A person's total luck is constant over a lifetime. The remaining half of the candidates already spent some of their luck in this selection, so they'll be on average less lucky than the discarded half.
Normally we'd reject the first 37% [0] of candidates and then pick the next one that is above the average, but if all the unluckiest candidates show up first, then we need to sample even more in order to get an accurate baseline.
This is compounded by the the "Teela Brown" problem, where the luckiest candidates may never apply because they're too lucky to end up at our company.
[0] https://en.wikipedia.org/wiki/Secretary_problem
No, luck would be some expression of the difference between the average and the individual outcomes - it only exists relative to a population at the point in time when it is measured.
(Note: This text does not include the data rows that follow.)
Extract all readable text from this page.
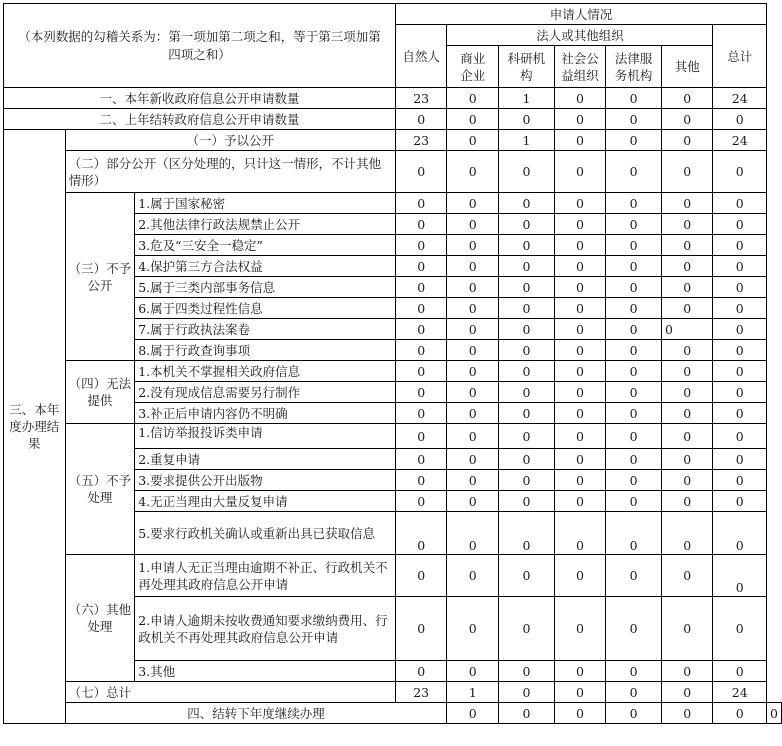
（本列数据的勾稽关系为：第一项加第二项之和，等于第三项加第四项之和）			申请人情况							
			自然人	法人或其他组织					总计	
				商业企业	科研机构	社会公益组织	法律服务机构	其他		
一、本年新收政府信息公开申请数量			23	0	1	0	0	0	24	
二、上年结转政府信息公开申请数量			0	0	0	0	0	0	0	
三、本年度办理结果	（一）予以公开		23	0	1	0	0	0	24	
	（二）部分公开（区分处理的，只计这一情形，不计其他情形）		0	0	0	0	0	0	0	
	（三）不予公开	1.属于国家秘密	0	0	0	0	0	0	0	
		2.其他法律行政法规禁止公开	0	0	0	0	0	0	0	
		3.危及“三安全一稳定”	0	0	0	0	0	0	0	
		4.保护第三方合法权益	0	0	0	0	0	0	0	
		5.属于三类内部事务信息	0	0	0	0	0	0	0	
		6.属于四类过程性信息	0	0	0	0	0	0	0	
		7.属于行政执法案卷	0	0	0	0	0	0	0	
		8.属于行政查询事项	0	0	0	0	0	0	0	
	（四）无法提供	1.本机关不掌握相关政府信息	0	0	0	0	0	0	0	
		2.没有现成信息需要另行制作	0	0	0	0	0	0	0	
		3.补正后申请内容仍不明确	0	0	0	0	0	0	0	
	（五）不予处理	1.信访举报投诉类申请	0	0	0	0	0	0	0	
		2.重复申请	0	0	0	0	0	0	0	
		3.要求提供公开出版物	0	0	0	0	0	0	0	
		4.无正当理由大量反复申请	0	0	0	0	0	0	0	
		5.要求行政机关确认或重新出具已获取信息	0	0	0	0	0	0	0	
	（六）其他处理	1.申请人无正当理由逾期不补正、行政机关不再处理其政府信息公开申请	0	0	0	0	0	0	0	
		2.申请人逾期未按收费通知要求缴纳费用、行政机关不再处理其政府信息公开申请	0	0	0	0	0	0	0	
		3.其他	0	0	0	0	0	0	0	
	（七）总计		23	1	0	0	0	0	24	
	四、结转下年度继续办理			0	0	0	0	0	0	0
But, however you structure the selection process the people who get picked are the ones who’ve expended some luck (like, if you throw away half the resumes, but then pick the resumes out of the trashcan, the ones you plucked out are still the lucky ones).
I see two possible solutions.
1) Most people won’t be using up most of their luck on this one thing. I mean they’ve got their whole lifetime worth of luck, so you just need to make sure to pick people who still have plenty left. In other words, ageism and/or picking people who’ve never accomplished much are the solutions!
2) We assume working for the company is a lucky outcome. If you make the company a really unpleasant place to work, people will have to use their luck to dodge it. However, luck can only be evaluated against other possible outcomes. The plan, then, should be to set up a competitor (possibly a front) that is a really nice place to work. They’ll act as the “lucky outcome expenditure dump.”
> A person's total luck is constant over a lifetime
Ah yes, the much revered cosmological fairness constraint.
everyone knows luck is tied to the wealth-gravity and increases as the inverse distance to the density of matter. hut because its relative, everyone thinks they have the same luck when not observing others.
Even assuming that was genuinely how luck works, the conclusion does not follow from the premise because it’s obvious not everyone “starts with” the same amount of luck to spend.
But assuming a random draw, you're more likely to select people with higher luck.
assuming luck is spendable
This is not at all how probability works. Luck is not a resource one spends. If you flip heads 500 times in a row with a fair coin, the next coin flip is still 50/50.
Donald Trump disproves the fixed luck hypothesis (and the Karma hypothesis!)